An overflow crowd of about 20,000 family farmers filled the Hilton Coliseum in Ames, Iowa on February 27, 1985. They were protesting credit conditions that had led to ruin for hundreds of thousands of small farms in the preceding years and impoverished rural communities across the US Midwest.
Farmers were devastated by the high interest rates put in effect by Paul Volcker, President Carter’s selection to head the Federal Reserve Board. Volcker raised the federal funds rate to as high as 20 percent in 1981. As interest rates skyrocketed, farm debt compounded, doubling to $215 billion between 1978 and 1984.
By the mid-80s US farmers were collectively paying more to banks to service their debts than they realized in farm income. On top of this, agricultural prices had never recovered from the Carter administration’s grain embargo on the Soviet Union in response to its 1979 invasion of Afghanistan...
Responding to mounting farmer protests, President Ronald Reagan declared, “American taxpayers must not be asked to bail out every farmer hopelessly in debt.”
50 years ago: Civil Rights struggle in US South intensifies
African Americans’ struggle for equal civil rights in the US South intensified this week in 1960.
On February 22, 33 students were arrested at a downtown Richmond, Virginia department store for refusing to leave a segregated dining area.
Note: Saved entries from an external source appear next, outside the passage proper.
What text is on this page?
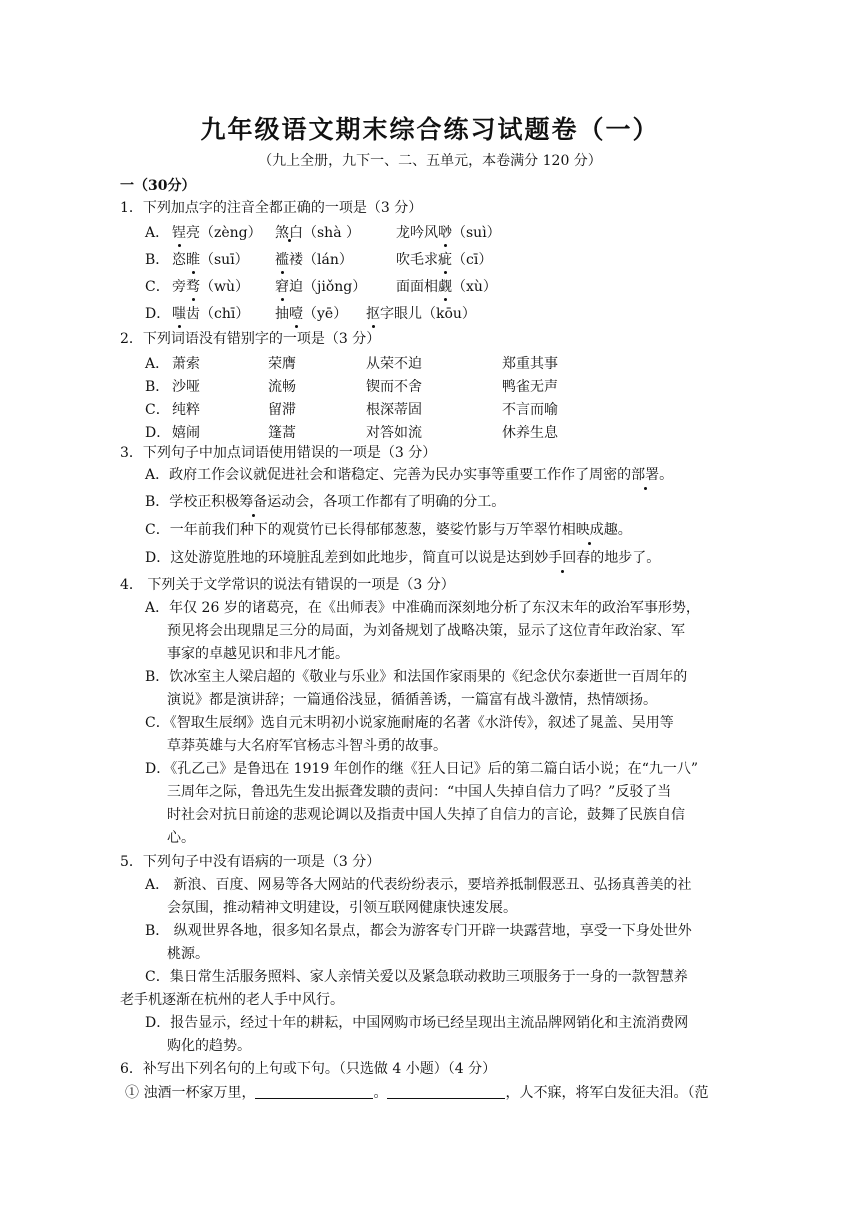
九年级语文期末综合练习试题卷（一）
（九上全册，九下一、二、五单元，本卷满分 120 分）
一（30分）
1．下列加点字的注音全都正确的一项是（3 分）
A． 锃亮（zèng） 煞白（shà ）	龙吟风唦（suì）
B． 恣睢（suī） 褴褛（lán）	吹毛求疵（cī）
C． 旁骛（wù） 窘迫（jiǒng） 面面相觑（xù）
D． 嗤齿（chī） 抽噎（yē） 抠字眼儿（kōu）
2．下列词语没有错别字的一项是（3 分）
A． 萧索	荣膺	从荣不迫	郑重其事
B． 沙哑	流畅	锲而不舍	鸭雀无声
C． 纯粹	留滞	根深蒂固	不言而喻
D． 嬉闹	篷蒿	对答如流	休养生息
3．下列句子中加点词语使用错误的一项是（3 分）
A．政府工作会议就促进社会和谐稳定、完善为民办实事等重要工作作了周密的部署。
B．学校正积极筹备运动会，各项工作都有了明确的分工。
C．一年前我们种下的观赏竹已长得郁郁葱葱，婆娑竹影与万竿翠竹相映成趣。
D．这处游览胜地的环境脏乱差到如此地步，简直可以说是达到妙手回春的地步了。
4． 下列关于文学常识的说法有错误的一项是（3 分）
A．年仅 26 岁的诸葛亮，在《出师表》中准确而深刻地分析了东汉末年的政治军事形势，
预见将会出现鼎足三分的局面，为刘备规划了战略决策，显示了这位青年政治家、军
事家的卓越见识和非凡才能。
B．饮冰室主人梁启超的《敬业与乐业》和法国作家雨果的《纪念伏尔泰逝世一百周年的
演说》都是演讲辞；一篇通俗浅显，循循善诱，一篇富有战斗激情，热情颂扬。
C．《智取生辰纲》选自元末明初小说家施耐庵的名著《水浒传》，叙述了晁盖、吴用等
草莽英雄与大名府军官杨志斗智斗勇的故事。
D．《孔乙己》是鲁迅在 1919 年创作的继《狂人日记》后的第二篇白话小说；在“九一八”
三周年之际，鲁迅先生发出振聋发聩的责问：“中国人失掉自信力了吗？”反驳了当
时社会对抗日前途的悲观论调以及指责中国人失掉了自信力的言论，鼓舞了民族自信
心。
5．下列句子中没有语病的一项是（3 分）
A． 新浪、百度、网易等各大网站的代表纷纷表示，要培养抵制假恶丑、弘扬真善美的社
会氛围，推动精神文明建设，引领互联网健康快速发展。
B． 纵观世界各地，很多知名景点，都会为游客专门开辟一块露营地，享受一下身处世外
桃源。
C．集日常生活服务照料、家人亲情关爱以及紧急联动救助三项服务于一身的一款智慧养
老手机逐渐在杭州的老人手中风行。
D．报告显示，经过十年的耕耘，中国网购市场已经呈现出主流品牌网销化和主流消费网
购化的趋势。
6．补写出下列名句的上句或下句。（只选做 4 小题）（4 分）
① 浊酒一杯家万里，	。	，人不寐，将军白发征夫泪。（范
Sit-ins in Chattanooga and Nashville, Tennessee, on February 22 and February 27, resulted in violence when they were attacked by gangs of white youth. In Nashville, 70 blacks were arrested. In both cities, white students also joined the black protesters in the sit-ins.
75 years ago: Massive strike action by Cuban students
Up to 300,000 students took part in a massive strike action this week in Cuba in 1935. Students initially called for increased funding for schools and higher pay for teachers, but soon the strike declared opposition to the government of President Carlos Mendieta, who had been installed by General Fulgencio Batista following the coup of 1933. The protests demanded the end of military rule in Cuba.
100 years ago: Chinese army deposes the Dalai Lama
On February 23, 1910, the Dalai Lama, head of the Tibetan Buddhist religious hierarchy and ruler of Tibet, fled to India in the face of advancing Chinese soldiers of the Qing dynasty...The British in 1910 disregarded the Dalai Lama’s initial appeal for support. They had long suspected him of pro-Russian sympathies, and the Chinese government claimed that it was acting to protect British trade.